Who is responsible for my health? Me, Myself, and I

Posted on Posted in Healthy Lifestyle Choices
Marjorie Roberts, President/CEO of AACH

Sure, a Mac truck may hit us, or we may have inherited genes or familial tendencies, but for much of our health status, we have ourselves to thank or blame. 

During my 30 years in nursing, I have seen many patients insisting that the doctors, or nurses, or hospital, or whomever, make them well.  They discount that the 30 years of smoking, 20 years of over-indulgence in alcohol, 10 years of couch potato activity, or the daily consumption of processed and fast food may have invited this encounter with ill health.  But then, if it’s not the health system’s fault for not keeping them well, it must be the fault of the cigarette advertisers for getting them addicted to the nicotine, or the fast pace that doesn’t allow them to eat right, or the necessity of having three cars, four big screen TVs and two I-Pads that makes them work two jobs to make ends meet elevating their stress level.

If you need an excuse, any excuse will do.

But there is good news! People are beginning to sit up and take notice.  Organic foods are becoming more common and available.  We are no longer “kooks” if we take homeopathic Arnica for pain or homeopathic Phosphorus for a fever instead of popping aspirin.  Smoking has become socially unacceptable.  Public health nurses are administering acupuncture to help people quit smoking.  Tai Chi has become a household word.  Echinacea will soon be found in everyone’s medicine cabinet.  John Knowles, former president of the Rockefeller Foundation said “The next major advance in the health of American people will be determined by what the individual is willing to do for themselves.” According to the CDC, over 70.0% of deaths in the United States and about 75.0% of health care spending costs are due to chronic diseases. Additionally, the roots of these chronic conditions, that are the leading causes of illness and death, can be traced to lifestyle factors — principally smoking, diet, and physical activity. All actions you are in control of.

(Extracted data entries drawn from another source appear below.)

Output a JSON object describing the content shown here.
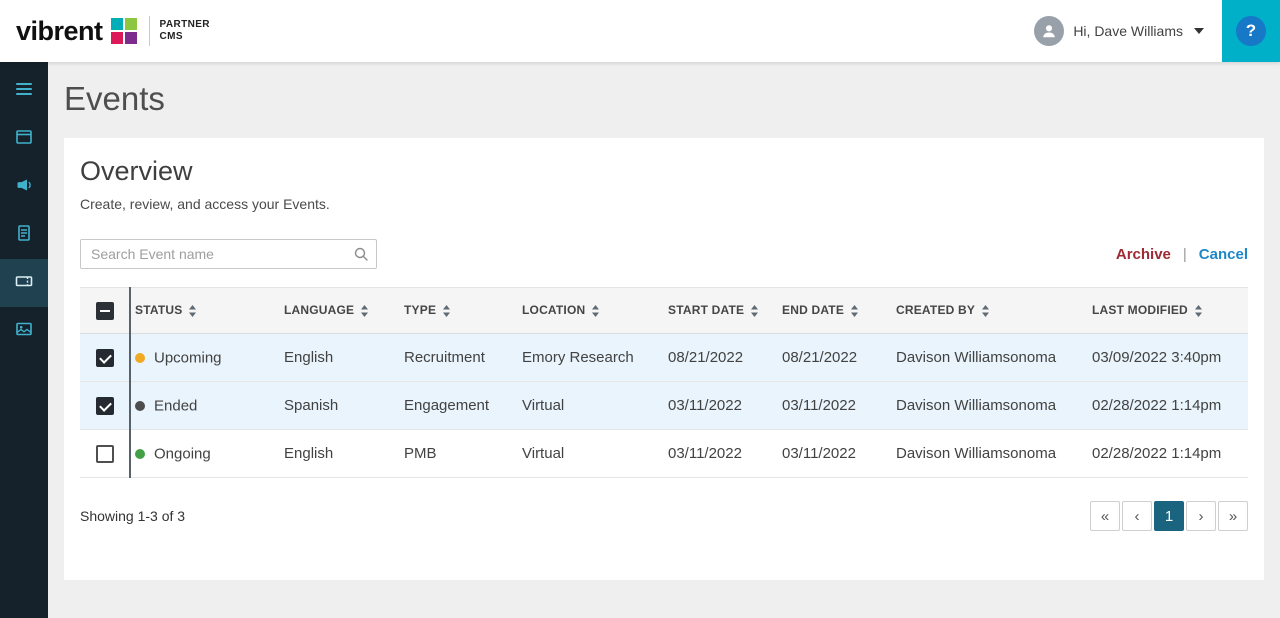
{
  "header": {
    "logo_text": "vibrent",
    "product_line1": "PARTNER",
    "product_line2": "CMS",
    "greeting": "Hi, Dave Williams",
    "help_label": "?"
  },
  "sidebar": {
    "items": [
      {
        "icon": "menu-icon"
      },
      {
        "icon": "window-icon"
      },
      {
        "icon": "megaphone-icon"
      },
      {
        "icon": "document-icon"
      },
      {
        "icon": "event-ticket-icon",
        "selected": true
      },
      {
        "icon": "media-icon"
      }
    ]
  },
  "page": {
    "title": "Events"
  },
  "overview": {
    "title": "Overview",
    "subtitle": "Create, review, and access your Events.",
    "search_placeholder": "Search Event name",
    "archive_label": "Archive",
    "separator": "|",
    "cancel_label": "Cancel"
  },
  "table": {
    "select_all_state": "indeterminate",
    "columns": [
      "STATUS",
      "LANGUAGE",
      "TYPE",
      "LOCATION",
      "START DATE",
      "END DATE",
      "CREATED BY",
      "LAST MODIFIED"
    ],
    "rows": [
      {
        "checked": true,
        "status": "Upcoming",
        "status_color": "#F0A922",
        "language": "English",
        "type": "Recruitment",
        "location": "Emory Research",
        "start_date": "08/21/2022",
        "end_date": "08/21/2022",
        "created_by": "Davison Williamsonoma",
        "last_modified": "03/09/2022 3:40pm"
      },
      {
        "checked": true,
        "status": "Ended",
        "status_color": "#4D4D4D",
        "language": "Spanish",
        "type": "Engagement",
        "location": "Virtual",
        "start_date": "03/11/2022",
        "end_date": "03/11/2022",
        "created_by": "Davison Williamsonoma",
        "last_modified": "02/28/2022 1:14pm"
      },
      {
        "checked": false,
        "status": "Ongoing",
        "status_color": "#43A047",
        "language": "English",
        "type": "PMB",
        "location": "Virtual",
        "start_date": "03/11/2022",
        "end_date": "03/11/2022",
        "created_by": "Davison Williamsonoma",
        "last_modified": "02/28/2022 1:14pm"
      }
    ]
  },
  "footer": {
    "showing": "Showing 1-3 of 3",
    "pagination": {
      "first": "«",
      "prev": "‹",
      "current": "1",
      "next": "›",
      "last": "»",
      "active_page": "1"
    }
  },
  "colors": {
    "logo": [
      "#00AEB8",
      "#8DC63F",
      "#DC1A59",
      "#7E2B8E"
    ],
    "accent_teal": "#00AFC8",
    "sidebar_bg": "#15222C",
    "archive_link": "#9E2B33",
    "cancel_link": "#1E88C7",
    "selected_row_bg": "#E9F4FC",
    "pagination_active": "#1A6480"
  }
}
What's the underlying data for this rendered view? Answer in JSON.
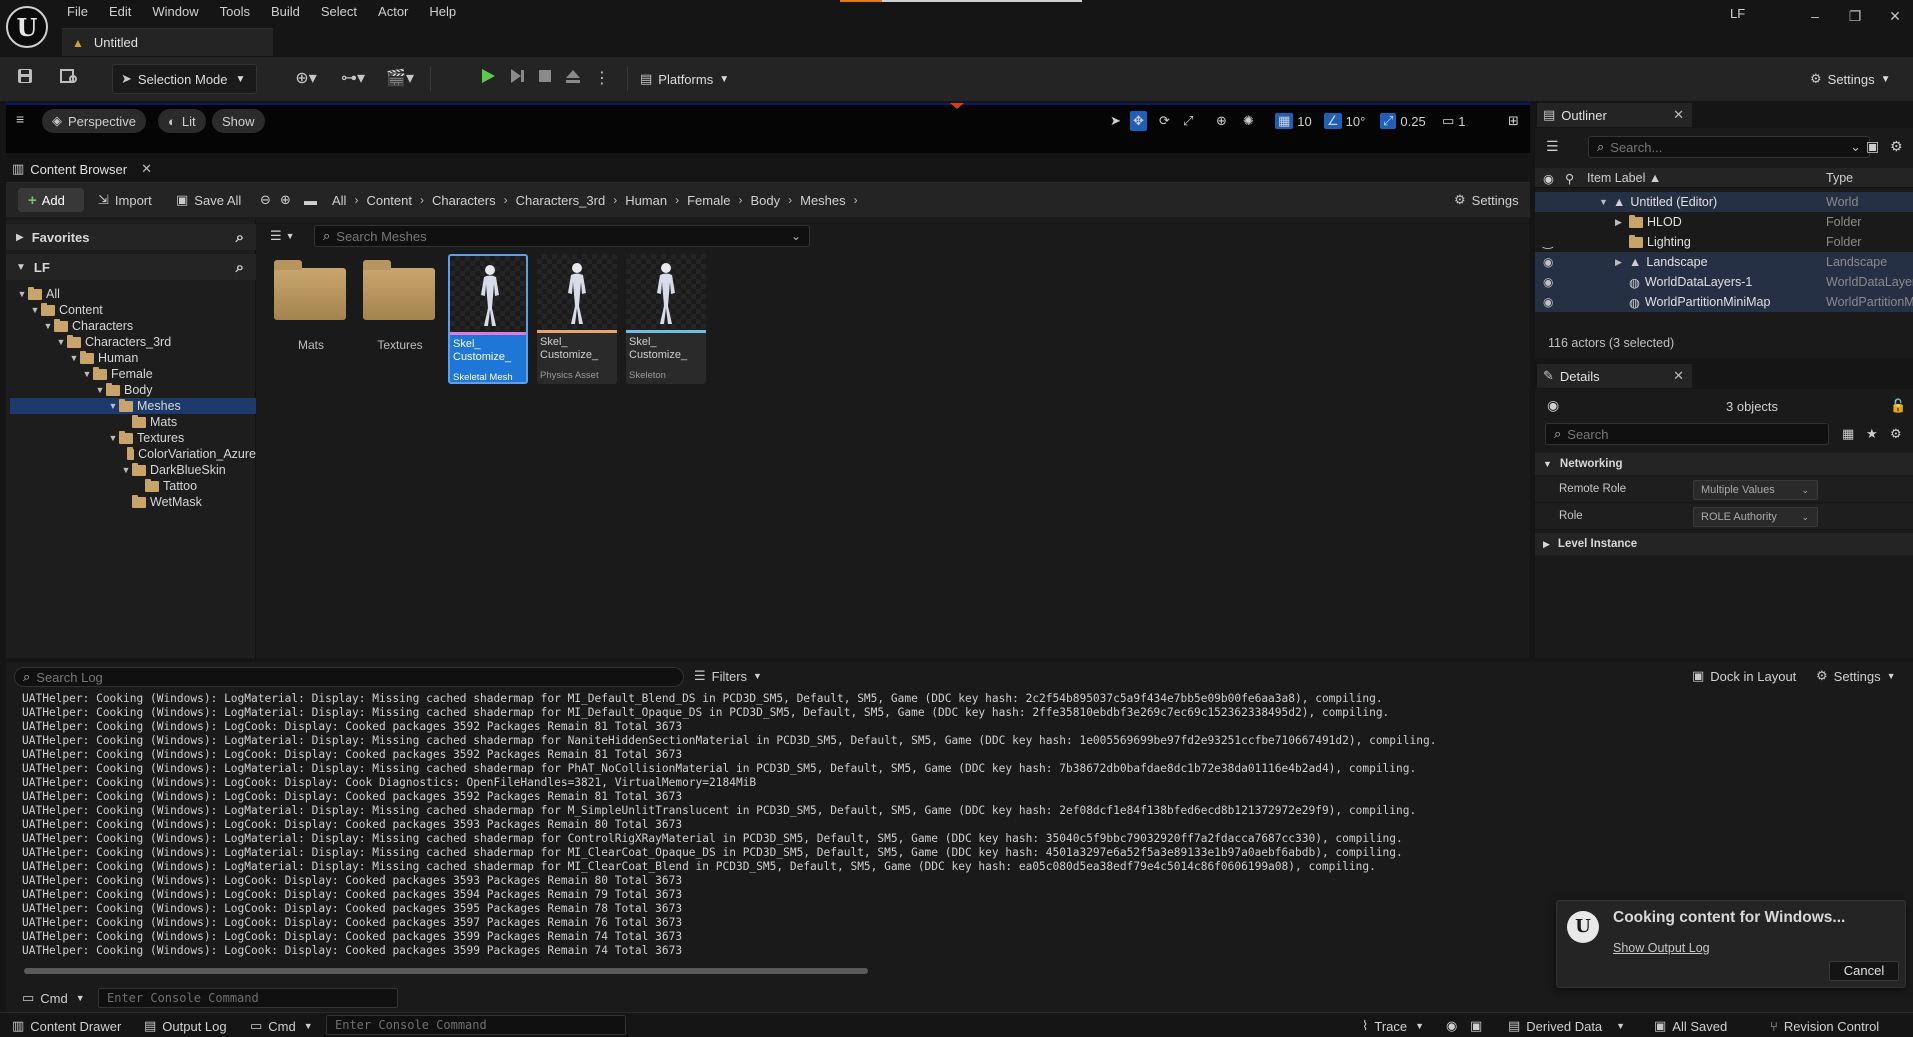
{
  "app": {
    "logo": "U",
    "menu": [
      "File",
      "Edit",
      "Window",
      "Tools",
      "Build",
      "Select",
      "Actor",
      "Help"
    ],
    "document_tab": "Untitled",
    "user": "LF",
    "window_buttons": [
      "–",
      "❐",
      "✕"
    ]
  },
  "toolbar": {
    "selection_mode": "Selection Mode",
    "platforms": "Platforms",
    "settings": "Settings"
  },
  "viewport": {
    "perspective": "Perspective",
    "lit": "Lit",
    "show": "Show",
    "grid_snap": "10",
    "rotation_snap": "10°",
    "scale_snap": "0.25",
    "camera_speed": "1"
  },
  "content_browser": {
    "tab_label": "Content Browser",
    "add": "Add",
    "import": "Import",
    "save_all": "Save All",
    "breadcrumb": [
      "All",
      "Content",
      "Characters",
      "Characters_3rd",
      "Human",
      "Female",
      "Body",
      "Meshes"
    ],
    "settings": "Settings",
    "search_placeholder": "Search Meshes",
    "favorites": "Favorites",
    "root": "LF",
    "tree": [
      {
        "label": "All",
        "depth": 0,
        "open": true
      },
      {
        "label": "Content",
        "depth": 1,
        "open": true
      },
      {
        "label": "Characters",
        "depth": 2,
        "open": true
      },
      {
        "label": "Characters_3rd",
        "depth": 3,
        "open": true
      },
      {
        "label": "Human",
        "depth": 4,
        "open": true
      },
      {
        "label": "Female",
        "depth": 5,
        "open": true
      },
      {
        "label": "Body",
        "depth": 6,
        "open": true
      },
      {
        "label": "Meshes",
        "depth": 7,
        "open": true,
        "selected": true
      },
      {
        "label": "Mats",
        "depth": 8,
        "open": null
      },
      {
        "label": "Textures",
        "depth": 7,
        "open": true
      },
      {
        "label": "ColorVariation_Azure",
        "depth": 8,
        "open": null
      },
      {
        "label": "DarkBlueSkin",
        "depth": 8,
        "open": true
      },
      {
        "label": "Tattoo",
        "depth": 9,
        "open": null
      },
      {
        "label": "WetMask",
        "depth": 8,
        "open": null
      }
    ],
    "folders": [
      "Mats",
      "Textures"
    ],
    "assets": [
      {
        "name_line1": "Skel_",
        "name_line2": "Customize_",
        "kind": "Skeletal Mesh",
        "bar_color": "#e07ad6",
        "selected": true
      },
      {
        "name_line1": "Skel_",
        "name_line2": "Customize_",
        "kind": "Physics Asset",
        "bar_color": "#e8a26a",
        "selected": false
      },
      {
        "name_line1": "Skel_",
        "name_line2": "Customize_",
        "kind": "Skeleton",
        "bar_color": "#6fc0e0",
        "selected": false
      }
    ]
  },
  "outliner": {
    "tab_label": "Outliner",
    "search_placeholder": "Search...",
    "col_label": "Item Label ▲",
    "col_type": "Type",
    "rows": [
      {
        "label": "Untitled (Editor)",
        "type": "World",
        "indent": 1,
        "expander": "▼",
        "selected": true,
        "eye": ""
      },
      {
        "label": "HLOD",
        "type": "Folder",
        "indent": 2,
        "expander": "▶",
        "selected": false,
        "eye": ""
      },
      {
        "label": "Lighting",
        "type": "Folder",
        "indent": 2,
        "expander": "",
        "selected": false,
        "eye": "‿"
      },
      {
        "label": "Landscape",
        "type": "Landscape",
        "indent": 2,
        "expander": "▶",
        "selected": true,
        "eye": "◉"
      },
      {
        "label": "WorldDataLayers-1",
        "type": "WorldDataLayers",
        "indent": 2,
        "expander": "",
        "selected": true,
        "eye": "◉"
      },
      {
        "label": "WorldPartitionMiniMap",
        "type": "WorldPartitionMiniMap",
        "indent": 2,
        "expander": "",
        "selected": true,
        "eye": "◉"
      }
    ],
    "count": "116 actors (3 selected)"
  },
  "details": {
    "tab_label": "Details",
    "objects": "3 objects",
    "search_placeholder": "Search",
    "networking": "Networking",
    "remote_role_label": "Remote Role",
    "remote_role_value": "Multiple Values",
    "role_label": "Role",
    "role_value": "ROLE Authority",
    "level_instance": "Level Instance"
  },
  "output_log": {
    "search_placeholder": "Search Log",
    "filters": "Filters",
    "dock": "Dock in Layout",
    "settings": "Settings",
    "lines": [
      "UATHelper: Cooking (Windows): LogMaterial: Display: Missing cached shadermap for MI_Default_Blend_DS in PCD3D_SM5, Default, SM5, Game (DDC key hash: 2c2f54b895037c5a9f434e7bb5e09b00fe6aa3a8), compiling.",
      "UATHelper: Cooking (Windows): LogMaterial: Display: Missing cached shadermap for MI_Default_Opaque_DS in PCD3D_SM5, Default, SM5, Game (DDC key hash: 2ffe35810ebdbf3e269c7ec69c152362338495d2), compiling.",
      "UATHelper: Cooking (Windows): LogCook: Display: Cooked packages 3592 Packages Remain 81 Total 3673",
      "UATHelper: Cooking (Windows): LogMaterial: Display: Missing cached shadermap for NaniteHiddenSectionMaterial in PCD3D_SM5, Default, SM5, Game (DDC key hash: 1e005569699be97fd2e93251ccfbe710667491d2), compiling.",
      "UATHelper: Cooking (Windows): LogCook: Display: Cooked packages 3592 Packages Remain 81 Total 3673",
      "UATHelper: Cooking (Windows): LogMaterial: Display: Missing cached shadermap for PhAT_NoCollisionMaterial in PCD3D_SM5, Default, SM5, Game (DDC key hash: 7b38672db0bafdae8dc1b72e38da01116e4b2ad4), compiling.",
      "UATHelper: Cooking (Windows): LogCook: Display: Cook Diagnostics: OpenFileHandles=3821, VirtualMemory=2184MiB",
      "UATHelper: Cooking (Windows): LogCook: Display: Cooked packages 3592 Packages Remain 81 Total 3673",
      "UATHelper: Cooking (Windows): LogMaterial: Display: Missing cached shadermap for M_SimpleUnlitTranslucent in PCD3D_SM5, Default, SM5, Game (DDC key hash: 2ef08dcf1e84f138bfed6ecd8b121372972e29f9), compiling.",
      "UATHelper: Cooking (Windows): LogCook: Display: Cooked packages 3593 Packages Remain 80 Total 3673",
      "UATHelper: Cooking (Windows): LogMaterial: Display: Missing cached shadermap for ControlRigXRayMaterial in PCD3D_SM5, Default, SM5, Game (DDC key hash: 35040c5f9bbc79032920ff7a2fdacca7687cc330), compiling.",
      "UATHelper: Cooking (Windows): LogMaterial: Display: Missing cached shadermap for MI_ClearCoat_Opaque_DS in PCD3D_SM5, Default, SM5, Game (DDC key hash: 4501a3297e6a52f5a3e89133e1b97a0aebf6abdb), compiling.",
      "UATHelper: Cooking (Windows): LogMaterial: Display: Missing cached shadermap for MI_ClearCoat_Blend in PCD3D_SM5, Default, SM5, Game (DDC key hash: ea05c080d5ea38edf79e4c5014c86f0606199a08), compiling.",
      "UATHelper: Cooking (Windows): LogCook: Display: Cooked packages 3593 Packages Remain 80 Total 3673",
      "UATHelper: Cooking (Windows): LogCook: Display: Cooked packages 3594 Packages Remain 79 Total 3673",
      "UATHelper: Cooking (Windows): LogCook: Display: Cooked packages 3595 Packages Remain 78 Total 3673",
      "UATHelper: Cooking (Windows): LogCook: Display: Cooked packages 3597 Packages Remain 76 Total 3673",
      "UATHelper: Cooking (Windows): LogCook: Display: Cooked packages 3599 Packages Remain 74 Total 3673",
      "UATHelper: Cooking (Windows): LogCook: Display: Cooked packages 3599 Packages Remain 74 Total 3673"
    ],
    "cmd": "Cmd",
    "cmd_placeholder": "Enter Console Command"
  },
  "toast": {
    "title": "Cooking content for Windows...",
    "link": "Show Output Log",
    "cancel": "Cancel"
  },
  "statusbar": {
    "content_drawer": "Content Drawer",
    "output_log": "Output Log",
    "cmd": "Cmd",
    "cmd_placeholder": "Enter Console Command",
    "trace": "Trace",
    "derived_data": "Derived Data",
    "all_saved": "All Saved",
    "revision_control": "Revision Control"
  },
  "colors": {
    "accent_blue": "#1e76d6",
    "play_green": "#5cc94a",
    "folder": "#c9a66d",
    "tab_orange": "#e0a030"
  }
}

We are bombarded daily by radio, television and the internet telling us to take medicine for anything that ails us.  We want to eat food that our body doesn’t agree with and just take magic pills before or after.  If we’re constipated and don’t like to eat fruits and vegetables to keep us regular, that’s okay, take laxatives.  If we have diarrhea, and don’t want to blame it on that grease-laden burger, that’s okay, we take pills.  If we can’t sleep, and don’t want to give up the coffee and the blood and guts on the 11 o’clock news, that’s okay, we just take sleeping pills.  When we have a headache from not eating or from running non-stop, we just take drugs.

We must practice vigilance to keep from being tricked into medicating ourselves toward illness.  We have a tendency to not listen to our bodies but instead hush the voices with drugs or surgery.  Benjamin Franklin said, “He’s the best physician who knows the worthlessness of most medicines” and Albert Schweitzer said, “We doctors do nothing.  We only help and encourage the doctor within.” What power we have! We just have to recognize it and act on it.

Let’s make the decision that it is up to us to determine the level of our health.  Stop making excuses.  Start making changes.  Develop a taste for fruits and vegetables, put on those walking shoes, eat more natural and unprocessed food and eat less processed food. Try all things non-toxic and non-invasive, such as acupuncture, diet modification, homeopathy, herbals, exercise, meditation and chiropractic, before resorting to drugs and surgery. Realize that you and your decisions are the key to your health!